Carlos Fernández (55 años, Pangua) dirige la parroquia de Armentia desde 1996. Conoce mejor que nadie el poso religioso que San Prudencio deja en el corazón de los alaveses. Habla de la devoción por el patrono de Álava en un día preparado para la fiesta y el disfrute.
-Supongo que estos días habrá aumentado su trabajo.
-La asistencia a Armentia el día de San Prudencio es masiva y esperamos que vengan cerca de 50.000 personas. Por eso hay que ultimar los preparativos. Hay infinidad de entretenimientos durante ese día.
-¿Cuántas personas se acercan hasta la basílica?
-La afluencia es constante desde las ocho de la mañana, porque, además, hay ocho misas ese día.

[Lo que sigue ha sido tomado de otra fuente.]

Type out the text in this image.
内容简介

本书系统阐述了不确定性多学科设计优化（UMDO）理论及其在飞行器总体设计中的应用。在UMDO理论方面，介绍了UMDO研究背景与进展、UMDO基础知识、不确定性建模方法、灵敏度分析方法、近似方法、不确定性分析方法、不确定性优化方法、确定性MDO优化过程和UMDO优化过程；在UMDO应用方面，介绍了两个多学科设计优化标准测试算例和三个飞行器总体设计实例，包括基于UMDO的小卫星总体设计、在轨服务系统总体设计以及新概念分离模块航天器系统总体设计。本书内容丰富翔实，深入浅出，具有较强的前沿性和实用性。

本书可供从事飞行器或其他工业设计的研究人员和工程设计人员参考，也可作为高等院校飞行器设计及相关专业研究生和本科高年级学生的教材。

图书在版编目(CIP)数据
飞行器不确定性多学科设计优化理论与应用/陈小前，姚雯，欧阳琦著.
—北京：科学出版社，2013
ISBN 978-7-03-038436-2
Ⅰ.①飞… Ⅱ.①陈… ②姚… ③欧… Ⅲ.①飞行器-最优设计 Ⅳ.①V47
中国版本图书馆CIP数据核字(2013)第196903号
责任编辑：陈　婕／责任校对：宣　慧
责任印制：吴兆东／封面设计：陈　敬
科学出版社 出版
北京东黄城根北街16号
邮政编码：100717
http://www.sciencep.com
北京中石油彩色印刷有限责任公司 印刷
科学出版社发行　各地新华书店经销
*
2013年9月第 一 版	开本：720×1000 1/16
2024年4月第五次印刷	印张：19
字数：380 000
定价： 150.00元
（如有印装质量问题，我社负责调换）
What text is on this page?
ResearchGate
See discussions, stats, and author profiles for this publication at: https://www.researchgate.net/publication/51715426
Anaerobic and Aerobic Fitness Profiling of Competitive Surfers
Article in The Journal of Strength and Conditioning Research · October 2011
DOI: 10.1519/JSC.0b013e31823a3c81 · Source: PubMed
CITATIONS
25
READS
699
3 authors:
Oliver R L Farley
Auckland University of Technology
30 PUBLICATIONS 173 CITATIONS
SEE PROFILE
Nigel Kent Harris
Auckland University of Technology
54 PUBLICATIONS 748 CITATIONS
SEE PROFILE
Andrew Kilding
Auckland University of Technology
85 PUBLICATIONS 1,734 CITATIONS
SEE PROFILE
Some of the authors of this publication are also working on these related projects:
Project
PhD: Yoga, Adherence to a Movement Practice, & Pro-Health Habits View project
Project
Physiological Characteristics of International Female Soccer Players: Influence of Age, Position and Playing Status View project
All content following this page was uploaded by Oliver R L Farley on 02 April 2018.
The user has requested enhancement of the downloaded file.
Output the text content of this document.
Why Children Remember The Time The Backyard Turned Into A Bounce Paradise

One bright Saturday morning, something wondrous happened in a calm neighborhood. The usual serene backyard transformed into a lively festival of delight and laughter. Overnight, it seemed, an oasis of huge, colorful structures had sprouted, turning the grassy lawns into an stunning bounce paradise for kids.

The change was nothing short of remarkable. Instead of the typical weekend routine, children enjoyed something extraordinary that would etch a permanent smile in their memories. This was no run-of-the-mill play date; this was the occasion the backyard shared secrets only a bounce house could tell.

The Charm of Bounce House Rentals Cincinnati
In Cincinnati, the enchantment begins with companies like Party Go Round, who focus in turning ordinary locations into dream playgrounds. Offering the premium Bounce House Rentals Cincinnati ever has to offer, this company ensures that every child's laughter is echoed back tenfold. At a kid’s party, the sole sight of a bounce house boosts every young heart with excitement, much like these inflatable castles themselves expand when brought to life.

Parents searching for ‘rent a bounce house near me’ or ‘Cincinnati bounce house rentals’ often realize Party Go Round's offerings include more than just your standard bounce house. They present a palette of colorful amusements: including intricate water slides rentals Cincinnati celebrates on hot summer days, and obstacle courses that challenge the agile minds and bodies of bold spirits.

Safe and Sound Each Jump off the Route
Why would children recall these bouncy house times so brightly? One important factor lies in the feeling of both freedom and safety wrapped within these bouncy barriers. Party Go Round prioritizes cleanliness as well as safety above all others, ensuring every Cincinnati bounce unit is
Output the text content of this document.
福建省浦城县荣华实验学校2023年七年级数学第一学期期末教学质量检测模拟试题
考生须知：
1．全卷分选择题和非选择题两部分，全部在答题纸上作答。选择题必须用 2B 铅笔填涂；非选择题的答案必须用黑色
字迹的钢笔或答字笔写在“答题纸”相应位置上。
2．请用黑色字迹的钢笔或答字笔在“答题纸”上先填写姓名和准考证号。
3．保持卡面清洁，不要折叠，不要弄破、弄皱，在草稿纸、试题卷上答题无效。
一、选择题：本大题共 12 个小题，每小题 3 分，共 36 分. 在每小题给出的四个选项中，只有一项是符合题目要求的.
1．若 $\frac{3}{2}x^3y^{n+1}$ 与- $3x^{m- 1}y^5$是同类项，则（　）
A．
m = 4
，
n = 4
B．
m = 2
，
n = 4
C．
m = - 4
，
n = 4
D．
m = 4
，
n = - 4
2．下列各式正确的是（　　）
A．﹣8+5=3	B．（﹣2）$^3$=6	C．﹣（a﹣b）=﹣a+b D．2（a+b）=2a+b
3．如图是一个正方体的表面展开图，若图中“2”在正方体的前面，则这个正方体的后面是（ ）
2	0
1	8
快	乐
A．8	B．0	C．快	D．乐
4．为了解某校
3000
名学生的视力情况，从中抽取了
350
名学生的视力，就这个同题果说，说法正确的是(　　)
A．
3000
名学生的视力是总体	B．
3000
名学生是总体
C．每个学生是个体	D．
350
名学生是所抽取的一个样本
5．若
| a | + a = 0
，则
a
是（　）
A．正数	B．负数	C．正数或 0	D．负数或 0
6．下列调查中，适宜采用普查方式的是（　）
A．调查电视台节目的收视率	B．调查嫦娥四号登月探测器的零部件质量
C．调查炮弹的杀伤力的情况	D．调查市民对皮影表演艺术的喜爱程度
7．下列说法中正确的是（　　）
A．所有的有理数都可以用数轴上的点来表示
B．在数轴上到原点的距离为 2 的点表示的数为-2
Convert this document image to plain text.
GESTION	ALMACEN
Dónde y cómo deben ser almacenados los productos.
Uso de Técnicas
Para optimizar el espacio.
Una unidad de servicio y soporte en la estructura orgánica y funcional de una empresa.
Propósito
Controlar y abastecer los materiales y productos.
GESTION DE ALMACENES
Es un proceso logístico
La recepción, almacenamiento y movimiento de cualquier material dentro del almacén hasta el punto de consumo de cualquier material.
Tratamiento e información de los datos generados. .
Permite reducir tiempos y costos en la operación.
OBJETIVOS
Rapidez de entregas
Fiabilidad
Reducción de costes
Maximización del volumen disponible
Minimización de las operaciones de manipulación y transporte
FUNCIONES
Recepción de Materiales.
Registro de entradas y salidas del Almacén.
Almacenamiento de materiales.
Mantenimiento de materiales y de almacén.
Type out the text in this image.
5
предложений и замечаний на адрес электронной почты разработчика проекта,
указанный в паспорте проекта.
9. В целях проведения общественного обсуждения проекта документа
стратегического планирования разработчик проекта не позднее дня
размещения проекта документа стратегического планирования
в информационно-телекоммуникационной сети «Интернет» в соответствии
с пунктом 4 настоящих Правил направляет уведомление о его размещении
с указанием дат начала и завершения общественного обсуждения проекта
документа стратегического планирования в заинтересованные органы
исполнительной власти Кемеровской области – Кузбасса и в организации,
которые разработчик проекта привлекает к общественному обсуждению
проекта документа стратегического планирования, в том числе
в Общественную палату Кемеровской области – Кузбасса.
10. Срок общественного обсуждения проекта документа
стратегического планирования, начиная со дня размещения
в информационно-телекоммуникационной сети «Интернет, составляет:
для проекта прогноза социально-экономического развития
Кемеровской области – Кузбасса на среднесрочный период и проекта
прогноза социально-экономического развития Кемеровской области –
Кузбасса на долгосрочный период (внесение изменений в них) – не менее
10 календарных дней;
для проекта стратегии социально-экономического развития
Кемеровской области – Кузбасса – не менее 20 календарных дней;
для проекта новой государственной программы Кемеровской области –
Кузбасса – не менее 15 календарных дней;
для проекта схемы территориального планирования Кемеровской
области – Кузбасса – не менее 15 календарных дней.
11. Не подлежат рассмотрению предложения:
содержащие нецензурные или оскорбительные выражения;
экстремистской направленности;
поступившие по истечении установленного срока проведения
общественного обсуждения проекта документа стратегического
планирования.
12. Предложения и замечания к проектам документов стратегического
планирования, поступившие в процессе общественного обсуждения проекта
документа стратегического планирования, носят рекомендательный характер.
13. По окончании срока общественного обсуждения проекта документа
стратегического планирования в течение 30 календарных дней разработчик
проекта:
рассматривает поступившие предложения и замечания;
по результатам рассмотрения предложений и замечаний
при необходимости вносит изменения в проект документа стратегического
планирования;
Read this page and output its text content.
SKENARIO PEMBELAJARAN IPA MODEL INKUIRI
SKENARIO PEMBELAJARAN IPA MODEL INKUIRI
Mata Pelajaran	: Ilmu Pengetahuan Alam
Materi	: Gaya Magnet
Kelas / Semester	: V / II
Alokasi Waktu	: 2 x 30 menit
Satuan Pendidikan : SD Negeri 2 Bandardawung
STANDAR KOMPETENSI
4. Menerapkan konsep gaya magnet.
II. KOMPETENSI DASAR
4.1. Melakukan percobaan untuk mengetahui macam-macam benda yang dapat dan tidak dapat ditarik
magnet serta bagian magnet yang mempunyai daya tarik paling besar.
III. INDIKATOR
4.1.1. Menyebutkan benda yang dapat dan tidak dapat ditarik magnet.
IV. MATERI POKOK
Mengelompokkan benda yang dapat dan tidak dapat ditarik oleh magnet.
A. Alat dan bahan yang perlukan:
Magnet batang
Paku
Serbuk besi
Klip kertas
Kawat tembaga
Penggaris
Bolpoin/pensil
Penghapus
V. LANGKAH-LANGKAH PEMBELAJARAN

No para de entrar gente hasta las nueve de la noche. Mucha se acerca a besar la reliquia de San Prudencio. En total, podrán entrar ese día entre siete u ocho mil personas.
-¿Suelen participar los jóvenes en los actos religiosos?
-Suelen venir a la tarde, sobre las cinco, y a última hora. Son sobre todo chicas las que se acercan a las misas y a besar la reliquia.
-¿Son los alaveses muy devotos a San Prudencio?
-San Prudencio tiene una raigambre bastante considerable entre los alaveses. Y se ve que la afluencia a la basílica es siempre constante, aunque también depende del día que haga. Hay devoción, aunque más selecta. No es lo mismo que hace veinte o treinta años. Ahora es más difícil expresar el sentimiento religioso porque el ambiente en la calle, que es laico y alejado de lo religioso, no acompaña.
-¿Cómo definiría la fiesta de San Prudencio?
-Se trata de una romería, con todo lo que ello implica. El día de San Prudencio es para pasárserlo bien. Hay curiosidad, interés y devoción, una mezcla de todo. La mañana se suele dejar para la gente de Vitoria y la tarde para la de los pueblos.